Story #9502

Updated by Brett Smith over 4 years ago

Today the API server holds its expanded permissions graph in the Rails cache. Any request that needs the permissions graph when it isn't in the cache will generate it. Writes that affect the permissions graph invalidate this change.

Move to a model where we generate the graph on startup, and after each write that affects the graph, before returning a result for that write request. Functional requirements:

* The API server always has an expanded permissions graph cached. It generates one at startup. When it handles a write request that changes the permissions graph, before it returns the result of the request, it generates a new permissions graph that atomically replaces the old one.
* When the async_permissions_update setting is true, incoming requests use whatever copy of the permissions graph is currently complete, without waiting for updates. When the setting is false, if the request needs to use the permissions graph while an update is being prepared, the request waits for that update to finish, then uses the new graph. This wait happens at most once per request.
* Only one update should run at a time, and each update should unblock any write requests that made their underlying database update before the graph rebuild started. For illustration, the implementation should allow this timeline of events:
*# API server receives write request A.
*# Write request A updates the database.
*# API server begins updating the permissions graph.
*# Write request B comes in and updates the database.
*# Write request C comes in and updates the database.
*# Permissions graph update finishes.
*# Send the result for write request A.
*# API server begins updating the permissions graph.
*# Permissions graph update finishes.
*# Send the result for write requests B and C.

The primary motivation for this branch is to make #9186 more practical. Right now we know it will break clients that make a permissions change, then make an API request that relies on that permissions change to be effective. The idea here is that blocking writes on permission updates should make it possible for those clients to continue working unmodified, without blocking large numbers of readers on the graph update.

We believe this change will also provide performance improvements when async permissions updates are not enabled, just by avoiding redundant graph rebuilds, but that's less of a priority.
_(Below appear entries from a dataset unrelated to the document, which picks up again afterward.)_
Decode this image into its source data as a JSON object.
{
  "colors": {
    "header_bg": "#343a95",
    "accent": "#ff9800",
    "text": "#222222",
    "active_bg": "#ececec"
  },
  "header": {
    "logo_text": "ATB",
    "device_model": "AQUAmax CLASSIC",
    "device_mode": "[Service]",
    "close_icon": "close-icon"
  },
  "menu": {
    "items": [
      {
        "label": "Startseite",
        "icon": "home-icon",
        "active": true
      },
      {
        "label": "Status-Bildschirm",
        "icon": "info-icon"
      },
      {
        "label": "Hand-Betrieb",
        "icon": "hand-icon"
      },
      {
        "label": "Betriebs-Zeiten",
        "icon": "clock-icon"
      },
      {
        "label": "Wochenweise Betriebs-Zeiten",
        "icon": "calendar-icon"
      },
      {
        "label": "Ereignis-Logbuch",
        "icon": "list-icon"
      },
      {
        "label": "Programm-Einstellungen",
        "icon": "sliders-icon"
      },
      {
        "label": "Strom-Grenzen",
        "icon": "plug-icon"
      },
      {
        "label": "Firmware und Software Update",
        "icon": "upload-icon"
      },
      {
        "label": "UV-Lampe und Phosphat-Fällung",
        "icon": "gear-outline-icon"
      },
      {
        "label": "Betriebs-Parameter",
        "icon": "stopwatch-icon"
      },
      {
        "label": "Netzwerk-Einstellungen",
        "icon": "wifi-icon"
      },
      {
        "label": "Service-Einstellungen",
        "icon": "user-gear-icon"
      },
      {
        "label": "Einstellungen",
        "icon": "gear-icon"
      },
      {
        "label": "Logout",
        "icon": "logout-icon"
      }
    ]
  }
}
Implementation plan for the writer:

# Commit all changes to the database. Doesn't matter whether it's one or more transactions.
# Get the current time.
# Subscribe to notifications on the graph updater timestamp.
# In a blocking loop, keep reading notifications from the subscription until the timestamp is >= the time we remembered in step 2.
# Return the API response.

Implementation plan for the updater:

# Subscribe to relevant changes to the API server database. Remember the times of events that come in from the subscription.
# When a new event comes in, if its timestamp is older than the most recent mtime of the permissions graph, discard it.
# Otherwise, in a single database transaction, get the current time, generate the expanded permissions graph, write it to the graph table, and write the remembered time as the new graph's mtime.